Olivine Compositional Mapping of Mafic-Ultramafic Complexes in Eastern Xinjiang (NW China): Implications for Cu-Ni Mineralization and Tectonic Dynamics

Early Permian mafic-ultramafic complexes in eastern Xinjiang (新疆) are mainly distributed in the Beishan (北山) area, Mid-Tianshan (天山) massif and Jueluotage (觉罗塔格) belt. Systematic compositional mapping of olivines from these Early Permian mafic-ultramafic complexes demonstrates that an apparently spatial distribution and heterogeneous partial melting in the mantle source exists from the Beishan area, across the Mid-Tianshan massif, to the Jueluotage belt from the south to the north.
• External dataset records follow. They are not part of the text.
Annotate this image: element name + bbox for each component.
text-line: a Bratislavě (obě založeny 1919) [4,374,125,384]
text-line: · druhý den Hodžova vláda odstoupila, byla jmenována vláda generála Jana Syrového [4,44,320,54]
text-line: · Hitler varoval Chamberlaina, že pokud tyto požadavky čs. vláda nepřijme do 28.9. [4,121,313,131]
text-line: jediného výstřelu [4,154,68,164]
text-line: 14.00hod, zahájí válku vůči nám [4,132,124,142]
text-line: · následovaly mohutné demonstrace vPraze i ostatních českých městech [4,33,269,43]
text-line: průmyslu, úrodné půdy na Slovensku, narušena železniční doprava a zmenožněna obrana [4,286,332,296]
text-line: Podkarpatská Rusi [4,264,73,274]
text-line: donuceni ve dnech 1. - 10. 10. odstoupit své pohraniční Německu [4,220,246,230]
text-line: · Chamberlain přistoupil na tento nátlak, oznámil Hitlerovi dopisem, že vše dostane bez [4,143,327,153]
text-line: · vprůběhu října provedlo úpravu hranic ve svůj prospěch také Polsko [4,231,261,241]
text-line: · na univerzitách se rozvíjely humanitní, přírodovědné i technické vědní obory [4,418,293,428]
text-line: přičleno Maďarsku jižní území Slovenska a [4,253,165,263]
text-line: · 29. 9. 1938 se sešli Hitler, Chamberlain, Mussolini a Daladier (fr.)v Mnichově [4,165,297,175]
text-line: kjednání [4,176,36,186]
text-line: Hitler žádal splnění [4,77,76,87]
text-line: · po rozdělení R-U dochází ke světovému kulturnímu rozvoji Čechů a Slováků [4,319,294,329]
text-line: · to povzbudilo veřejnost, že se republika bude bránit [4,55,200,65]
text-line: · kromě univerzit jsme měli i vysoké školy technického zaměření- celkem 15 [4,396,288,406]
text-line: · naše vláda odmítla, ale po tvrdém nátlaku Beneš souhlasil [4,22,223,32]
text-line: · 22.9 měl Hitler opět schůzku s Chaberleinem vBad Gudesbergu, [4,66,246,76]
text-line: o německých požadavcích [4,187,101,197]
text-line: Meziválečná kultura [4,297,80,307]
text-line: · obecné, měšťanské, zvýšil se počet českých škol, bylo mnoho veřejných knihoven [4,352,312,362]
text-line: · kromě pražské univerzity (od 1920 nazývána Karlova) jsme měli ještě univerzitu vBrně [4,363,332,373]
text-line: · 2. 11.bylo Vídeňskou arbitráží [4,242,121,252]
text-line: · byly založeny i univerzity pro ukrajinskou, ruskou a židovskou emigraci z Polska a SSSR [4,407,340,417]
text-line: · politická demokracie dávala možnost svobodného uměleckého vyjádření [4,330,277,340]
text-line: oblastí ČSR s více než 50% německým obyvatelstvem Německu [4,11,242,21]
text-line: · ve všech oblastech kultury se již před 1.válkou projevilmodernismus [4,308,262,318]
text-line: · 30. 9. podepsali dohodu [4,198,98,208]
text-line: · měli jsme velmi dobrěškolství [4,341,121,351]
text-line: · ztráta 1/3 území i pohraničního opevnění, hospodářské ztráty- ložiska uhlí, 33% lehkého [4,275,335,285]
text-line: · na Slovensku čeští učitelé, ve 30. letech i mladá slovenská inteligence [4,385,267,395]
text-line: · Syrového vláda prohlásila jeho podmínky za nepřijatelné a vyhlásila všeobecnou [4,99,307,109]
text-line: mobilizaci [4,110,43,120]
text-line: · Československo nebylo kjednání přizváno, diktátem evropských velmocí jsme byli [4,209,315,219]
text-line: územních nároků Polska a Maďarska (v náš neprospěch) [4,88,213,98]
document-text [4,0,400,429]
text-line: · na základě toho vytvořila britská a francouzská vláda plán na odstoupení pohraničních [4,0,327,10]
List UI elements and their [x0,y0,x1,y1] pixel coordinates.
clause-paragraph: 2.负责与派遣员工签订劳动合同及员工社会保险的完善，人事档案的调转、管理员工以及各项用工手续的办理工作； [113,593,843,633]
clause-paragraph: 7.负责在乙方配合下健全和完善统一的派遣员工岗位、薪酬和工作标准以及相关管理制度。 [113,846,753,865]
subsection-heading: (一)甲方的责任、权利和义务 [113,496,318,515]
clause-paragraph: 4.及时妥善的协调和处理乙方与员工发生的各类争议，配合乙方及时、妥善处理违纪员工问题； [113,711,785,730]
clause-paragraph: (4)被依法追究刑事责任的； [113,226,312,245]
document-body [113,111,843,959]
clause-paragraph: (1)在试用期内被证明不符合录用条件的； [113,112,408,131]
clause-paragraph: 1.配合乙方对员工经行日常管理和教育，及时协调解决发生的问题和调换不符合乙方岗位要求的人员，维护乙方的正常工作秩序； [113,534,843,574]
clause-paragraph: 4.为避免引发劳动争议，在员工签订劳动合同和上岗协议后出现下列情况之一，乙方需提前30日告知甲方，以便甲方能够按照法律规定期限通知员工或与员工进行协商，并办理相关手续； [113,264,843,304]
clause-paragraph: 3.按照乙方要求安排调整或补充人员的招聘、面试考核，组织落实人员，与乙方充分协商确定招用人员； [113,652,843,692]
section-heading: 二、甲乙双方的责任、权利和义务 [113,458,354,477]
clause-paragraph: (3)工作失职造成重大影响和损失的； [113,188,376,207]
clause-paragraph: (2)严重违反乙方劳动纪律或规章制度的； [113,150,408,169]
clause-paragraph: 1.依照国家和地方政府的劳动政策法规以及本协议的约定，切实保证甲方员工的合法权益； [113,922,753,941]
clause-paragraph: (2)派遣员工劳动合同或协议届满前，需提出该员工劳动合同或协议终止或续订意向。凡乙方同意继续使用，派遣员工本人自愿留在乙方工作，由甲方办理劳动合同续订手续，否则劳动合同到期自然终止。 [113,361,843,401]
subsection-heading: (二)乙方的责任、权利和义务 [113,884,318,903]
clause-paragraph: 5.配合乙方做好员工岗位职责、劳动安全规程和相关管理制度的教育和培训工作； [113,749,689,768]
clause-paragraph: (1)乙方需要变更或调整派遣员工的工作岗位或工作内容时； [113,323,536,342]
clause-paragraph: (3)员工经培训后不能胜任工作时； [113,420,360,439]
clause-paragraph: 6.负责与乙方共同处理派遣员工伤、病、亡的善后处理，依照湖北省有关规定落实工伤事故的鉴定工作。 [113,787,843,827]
This is probably consistent with the spatial evolutional differences and tectonic features of these three belts. The decreasing degree of partial melting, as revealed by decreasing Fo contents of olivines, from south to north and from east to west reflects the southward subduction of the Paleo-Asian Ocean and the south location of the indistinct mantle plume in the Permian. Simultaneously, NiO and Fo-mapping in olivine also indicates that sulfide segregation before olivine crystallization played an important role in Ni-Cu mineralization in the mafic-ultramafic complexes. Olivines with the compositional range of Fo (77–86) and NiO (less than 0.22 wt.%) are more favorable for Ni-Cu sulfide mineralization.